Témoignage du Dr Laurent Vignalou, médecin coordonnateur national auprès des ministères économique et financier - 05/07/2010
Le récent accord "santé et sécurité au travail" vous semble-t-il présenter des avancées importantes pour la médecine de prévention?
Dr Laurent Vignalou : Oui, sur plusieurs points : le fait que, dans les CHSCT, les médecins de prévention peuvent être conseillers dans les domaines de l'organisation du travail ; la promotion et l'harmonisation de véritables services de santé au travail dans les trois fonctions publiques ; la possibilité de rendre plus attractif le recrutement des médecins de prévention (règles des cumuls, contrats, positionnement). J'ajouterais que l'accord va permettre aussi une meilleure connaissance des risques professionnels (troubles musculo-squelettiques, amiante...) en renforçant les moyens et les instances de prévention.
- Quels dispositifs faudra-t-il à votre sens envisager concrètement pour sa mise en oeuvre?
Concrètement, comme l'accord mobilise les trois fonctions publiques, je pense qu'il faudra rapidement mettre en place les groupes de travail et de suivi prévus. Surtout, les représentants des personnels doivent être associés concrètement à ces groupes de travail et ne pas seulement être considérés comme de seuls auteurs de propositions. Par ailleurs, je pense que la prise en compte des risques psycho-sociaux et leurs conséquences humaines et économiques devraient relever de plans spécifiques, comme le ministre du Travail le prescrit dans le secteur privé.

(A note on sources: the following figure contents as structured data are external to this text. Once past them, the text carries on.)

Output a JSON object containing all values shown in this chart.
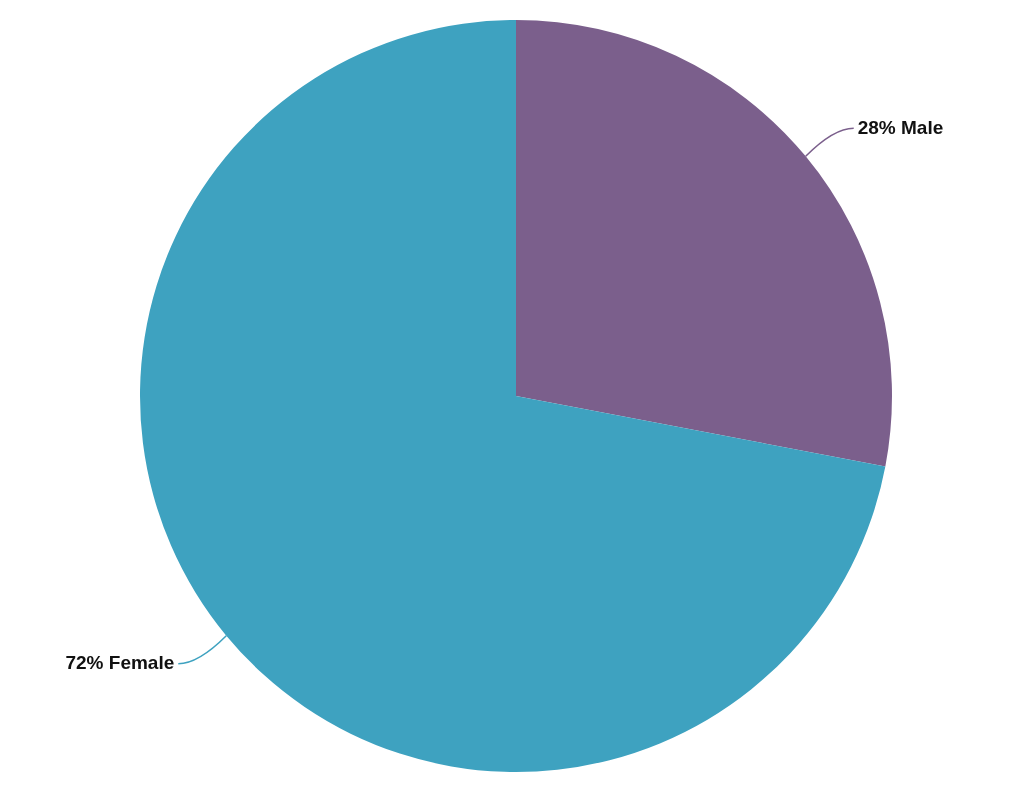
{
  "chart_data": {
    "type": "pie",
    "categories": [
      "Male",
      "Female"
    ],
    "values": [
      28,
      72
    ],
    "colors": [
      "#7b5f8c",
      "#3ea2c0"
    ],
    "value_labels": [
      "28%",
      "72%"
    ],
    "legend": false
  }
}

- Comment voyez-vous évoluer d'une manière générale le rôle de la médecine de prévention dans une période de "crise"?
L'évolution de la médecine en période de crise doit entraîner un recentrage des médecins sur la prévention de terrain et affirmer leur place dans des instances aux prérogatives renouvelées. Certaines de ses missions peuvent en effet être confiées à des acteurs préventeurs, dans le cadre de l'action pluridisciplinaire, dans la mesure où cette dernière s'articule autour du médecin de prévention et ce, sous la responsabilité du chef de service. Si la perspective d'une baisse de la "démographie médicale" en médecine de prévention devait se confirmer, cette redistribution des missions deviendra obligatoire.
La pluridisciplinarité restera professionnelle si elle se réalise autour des médecins, car les aspect cliniques de l'exercice médical deviendront prépondérants dans les domaines complexes de la souffrance au travail notamment. La formation et la spécialisation des médecins à la médecine du travail deviennent une urgence et devraient inciter à reprendre les équivalences mises en place dans ce domaine dans les années précédentes. D'ailleurs Xavier Darcos vient de confier une mission au Conseil économique et social en ce sens.